IFCs help hospital validate disease loci

Researchers applied the properties of the Fluidigm 96.96 Dynamic Array IFC and the EP1 System to re-genotype selected SNPs for the replication study.

In a paper entitled 'A genome-wide association study identifies two new risk loci for Graves' disease, published in the 14 August 2011 issue of Nature Genetics Magazine, researchers confirmed four previously reported loci and identified two new susceptibility loci for Graves' disease.

Graves' disease is a common autoimmune disorder characterised by thyroid-stimulating, hormone-receptor autoantibodies and hyperthyroidism.

To investigate the genetic architecture of Graves' disease, Rujin Hospital researchers conducted a genome-wide association study in 1,536 individuals with Graves' disease (cases) and 1,516 controls.

They further evaluated a group of associated SNPs in a second set of 3,994 cases and 3,510 controls.
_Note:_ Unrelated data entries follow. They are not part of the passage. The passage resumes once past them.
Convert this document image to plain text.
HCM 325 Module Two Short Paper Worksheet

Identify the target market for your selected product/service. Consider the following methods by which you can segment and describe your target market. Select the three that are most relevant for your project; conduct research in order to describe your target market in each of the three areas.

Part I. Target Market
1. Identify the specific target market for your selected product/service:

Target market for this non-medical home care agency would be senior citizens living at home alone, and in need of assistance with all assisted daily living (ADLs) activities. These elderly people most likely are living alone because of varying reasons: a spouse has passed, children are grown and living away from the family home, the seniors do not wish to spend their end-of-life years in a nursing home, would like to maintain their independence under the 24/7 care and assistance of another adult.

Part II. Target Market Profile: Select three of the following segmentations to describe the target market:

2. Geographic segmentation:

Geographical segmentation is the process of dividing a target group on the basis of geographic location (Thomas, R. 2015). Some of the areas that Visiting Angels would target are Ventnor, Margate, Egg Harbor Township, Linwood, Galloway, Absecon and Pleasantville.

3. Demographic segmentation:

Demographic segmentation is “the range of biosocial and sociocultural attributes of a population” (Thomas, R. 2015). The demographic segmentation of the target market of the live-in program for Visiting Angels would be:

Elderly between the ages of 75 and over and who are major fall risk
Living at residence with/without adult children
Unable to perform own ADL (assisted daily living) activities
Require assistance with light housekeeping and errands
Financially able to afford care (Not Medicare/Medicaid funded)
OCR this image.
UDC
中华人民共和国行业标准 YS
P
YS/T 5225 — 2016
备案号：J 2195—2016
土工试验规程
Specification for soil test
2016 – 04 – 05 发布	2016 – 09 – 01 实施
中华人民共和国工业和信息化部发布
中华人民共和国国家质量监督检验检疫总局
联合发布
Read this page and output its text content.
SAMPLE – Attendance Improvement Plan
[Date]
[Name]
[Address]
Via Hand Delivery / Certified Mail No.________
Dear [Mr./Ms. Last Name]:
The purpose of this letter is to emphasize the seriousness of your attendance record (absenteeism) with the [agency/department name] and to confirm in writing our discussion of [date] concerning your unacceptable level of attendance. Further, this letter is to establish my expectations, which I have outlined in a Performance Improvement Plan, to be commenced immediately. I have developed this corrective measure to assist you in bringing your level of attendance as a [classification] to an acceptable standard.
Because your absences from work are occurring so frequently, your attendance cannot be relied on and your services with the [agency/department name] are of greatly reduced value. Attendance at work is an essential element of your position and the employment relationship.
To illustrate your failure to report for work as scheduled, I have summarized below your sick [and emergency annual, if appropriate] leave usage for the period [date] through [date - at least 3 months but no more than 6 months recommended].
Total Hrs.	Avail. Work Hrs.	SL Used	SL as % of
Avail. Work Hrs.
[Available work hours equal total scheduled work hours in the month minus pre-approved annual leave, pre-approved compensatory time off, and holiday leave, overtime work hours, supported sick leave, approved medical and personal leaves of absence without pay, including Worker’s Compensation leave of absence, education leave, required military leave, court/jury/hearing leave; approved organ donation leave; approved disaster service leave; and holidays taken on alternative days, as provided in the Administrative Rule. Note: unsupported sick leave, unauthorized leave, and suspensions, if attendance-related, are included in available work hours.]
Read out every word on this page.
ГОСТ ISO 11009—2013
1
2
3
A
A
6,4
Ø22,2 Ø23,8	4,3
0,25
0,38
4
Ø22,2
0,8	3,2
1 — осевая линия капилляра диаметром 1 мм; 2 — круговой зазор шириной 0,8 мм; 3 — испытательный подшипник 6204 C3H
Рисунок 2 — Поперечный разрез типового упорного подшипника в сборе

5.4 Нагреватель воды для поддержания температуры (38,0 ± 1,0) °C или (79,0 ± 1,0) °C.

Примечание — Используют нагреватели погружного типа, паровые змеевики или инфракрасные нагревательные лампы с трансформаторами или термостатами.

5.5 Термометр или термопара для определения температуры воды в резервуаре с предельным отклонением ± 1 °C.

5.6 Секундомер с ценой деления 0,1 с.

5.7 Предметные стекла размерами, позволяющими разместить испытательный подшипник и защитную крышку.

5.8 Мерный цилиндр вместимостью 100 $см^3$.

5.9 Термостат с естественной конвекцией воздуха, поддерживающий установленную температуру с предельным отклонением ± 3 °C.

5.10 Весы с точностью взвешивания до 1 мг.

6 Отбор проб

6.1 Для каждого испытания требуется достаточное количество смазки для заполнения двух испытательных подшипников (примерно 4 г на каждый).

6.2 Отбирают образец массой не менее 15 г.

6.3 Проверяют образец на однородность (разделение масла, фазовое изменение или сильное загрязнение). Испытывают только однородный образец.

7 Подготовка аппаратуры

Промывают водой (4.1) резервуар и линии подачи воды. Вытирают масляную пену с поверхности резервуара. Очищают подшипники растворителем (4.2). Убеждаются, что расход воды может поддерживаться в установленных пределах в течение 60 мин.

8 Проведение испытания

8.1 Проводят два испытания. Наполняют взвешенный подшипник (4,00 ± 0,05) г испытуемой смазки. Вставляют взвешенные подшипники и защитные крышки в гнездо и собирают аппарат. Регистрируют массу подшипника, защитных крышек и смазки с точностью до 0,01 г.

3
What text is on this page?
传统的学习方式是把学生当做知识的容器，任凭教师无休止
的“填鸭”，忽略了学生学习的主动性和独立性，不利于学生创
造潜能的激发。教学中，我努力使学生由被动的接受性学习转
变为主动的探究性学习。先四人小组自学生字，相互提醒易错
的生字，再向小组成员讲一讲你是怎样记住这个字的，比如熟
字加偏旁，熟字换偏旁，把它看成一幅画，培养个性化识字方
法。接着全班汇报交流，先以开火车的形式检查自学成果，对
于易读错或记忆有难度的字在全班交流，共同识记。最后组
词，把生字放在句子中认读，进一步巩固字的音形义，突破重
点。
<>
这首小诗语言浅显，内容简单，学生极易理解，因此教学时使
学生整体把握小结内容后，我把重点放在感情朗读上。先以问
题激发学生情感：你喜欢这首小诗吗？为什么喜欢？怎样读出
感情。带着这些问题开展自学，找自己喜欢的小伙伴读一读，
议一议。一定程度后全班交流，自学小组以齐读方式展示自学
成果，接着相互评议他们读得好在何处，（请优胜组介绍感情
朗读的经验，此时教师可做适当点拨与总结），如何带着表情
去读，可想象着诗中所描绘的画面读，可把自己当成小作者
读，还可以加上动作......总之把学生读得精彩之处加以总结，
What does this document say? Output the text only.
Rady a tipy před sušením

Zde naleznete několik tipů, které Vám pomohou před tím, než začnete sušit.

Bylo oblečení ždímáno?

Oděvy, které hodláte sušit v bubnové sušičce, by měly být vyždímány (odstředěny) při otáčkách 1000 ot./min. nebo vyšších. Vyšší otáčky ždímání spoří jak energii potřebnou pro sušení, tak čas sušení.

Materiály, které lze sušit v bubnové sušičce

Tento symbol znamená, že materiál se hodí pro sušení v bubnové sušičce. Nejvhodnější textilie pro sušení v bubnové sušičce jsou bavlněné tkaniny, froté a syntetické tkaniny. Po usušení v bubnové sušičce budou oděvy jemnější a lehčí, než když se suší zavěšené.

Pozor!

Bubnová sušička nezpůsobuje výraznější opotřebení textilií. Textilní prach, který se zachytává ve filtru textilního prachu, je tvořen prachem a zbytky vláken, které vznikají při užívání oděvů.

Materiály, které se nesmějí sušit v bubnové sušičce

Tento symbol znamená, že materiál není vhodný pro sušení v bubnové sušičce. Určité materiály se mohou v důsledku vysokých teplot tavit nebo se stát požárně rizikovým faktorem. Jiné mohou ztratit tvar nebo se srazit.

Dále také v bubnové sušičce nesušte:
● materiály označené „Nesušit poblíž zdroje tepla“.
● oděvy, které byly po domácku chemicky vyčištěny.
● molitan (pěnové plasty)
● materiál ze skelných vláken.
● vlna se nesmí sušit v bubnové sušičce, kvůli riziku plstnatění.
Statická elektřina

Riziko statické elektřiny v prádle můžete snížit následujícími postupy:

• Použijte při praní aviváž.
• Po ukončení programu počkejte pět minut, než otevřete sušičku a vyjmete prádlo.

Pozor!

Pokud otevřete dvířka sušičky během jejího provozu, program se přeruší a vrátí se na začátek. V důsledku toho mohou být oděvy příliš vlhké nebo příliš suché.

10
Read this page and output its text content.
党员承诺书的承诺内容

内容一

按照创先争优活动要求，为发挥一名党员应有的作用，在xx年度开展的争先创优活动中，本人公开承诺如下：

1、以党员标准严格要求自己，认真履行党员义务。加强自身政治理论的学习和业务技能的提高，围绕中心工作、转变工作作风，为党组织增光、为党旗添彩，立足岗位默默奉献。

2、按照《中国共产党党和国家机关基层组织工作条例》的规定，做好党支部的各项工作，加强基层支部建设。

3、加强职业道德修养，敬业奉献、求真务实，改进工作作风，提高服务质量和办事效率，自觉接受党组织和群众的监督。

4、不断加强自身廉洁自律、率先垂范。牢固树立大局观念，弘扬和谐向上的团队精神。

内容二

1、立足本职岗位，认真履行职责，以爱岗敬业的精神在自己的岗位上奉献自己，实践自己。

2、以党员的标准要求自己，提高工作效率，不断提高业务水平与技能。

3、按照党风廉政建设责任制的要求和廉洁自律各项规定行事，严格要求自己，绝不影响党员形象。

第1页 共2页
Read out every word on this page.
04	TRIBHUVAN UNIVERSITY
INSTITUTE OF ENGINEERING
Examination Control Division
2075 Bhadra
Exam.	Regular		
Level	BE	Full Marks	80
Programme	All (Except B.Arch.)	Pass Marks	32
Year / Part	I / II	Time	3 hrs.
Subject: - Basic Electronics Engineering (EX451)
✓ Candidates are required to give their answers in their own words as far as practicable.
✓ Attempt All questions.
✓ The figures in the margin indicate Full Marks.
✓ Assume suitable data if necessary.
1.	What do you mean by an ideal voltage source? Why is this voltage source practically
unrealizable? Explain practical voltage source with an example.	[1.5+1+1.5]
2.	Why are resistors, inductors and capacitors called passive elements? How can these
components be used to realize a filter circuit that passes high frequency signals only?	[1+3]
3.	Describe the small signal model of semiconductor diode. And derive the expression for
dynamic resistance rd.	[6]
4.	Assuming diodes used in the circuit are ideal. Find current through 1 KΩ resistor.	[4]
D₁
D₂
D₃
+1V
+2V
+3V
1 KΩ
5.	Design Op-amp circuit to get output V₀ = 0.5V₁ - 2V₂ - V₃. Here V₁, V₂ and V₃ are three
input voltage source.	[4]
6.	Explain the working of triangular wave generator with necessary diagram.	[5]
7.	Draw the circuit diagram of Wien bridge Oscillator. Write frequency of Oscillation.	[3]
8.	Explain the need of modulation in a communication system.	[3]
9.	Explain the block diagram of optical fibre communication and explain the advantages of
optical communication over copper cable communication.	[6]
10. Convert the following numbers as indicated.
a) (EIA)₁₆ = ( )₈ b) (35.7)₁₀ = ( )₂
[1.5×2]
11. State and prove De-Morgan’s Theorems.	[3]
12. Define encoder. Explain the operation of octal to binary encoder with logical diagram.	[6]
All samples were recruited from the Chinese Han population through collaboration with hospitals in China.

'The Fluidigm EP1 microfluidic genetic analysis system proved to be a powerful tool for SNP genotyping validation research in our GWAS project,' noted Dr Chun-Ming Pan of the State Key Laboratory of Medical Genomics, Ruijin Hospital, Shanghai Jiaotong University School of Medicine.

'The EP1 enabled us to set up 9,216 PCR experiments at a time without using a robot.

'Within four hours we acquired almost 10,000 data points with outstanding reproducibility and accuracy.

'The nanolitre-level reaction chambers of Fluidigm chips resulted in cost savings, as we needed to only use minute amounts of the expensive SNP genotyping reagents,' he added.

GWAS was performed on a microarray system at the Chinese National Human Genome Center in Shanghai, China.

In stage 2, 100 SNPs were selected for the replication study.

Among them, 96 SNPs were genotyped using Taqman SNP Genotyping Assays using the Fluidigm 96.96 Dynamic Array IFC and EP1 platform.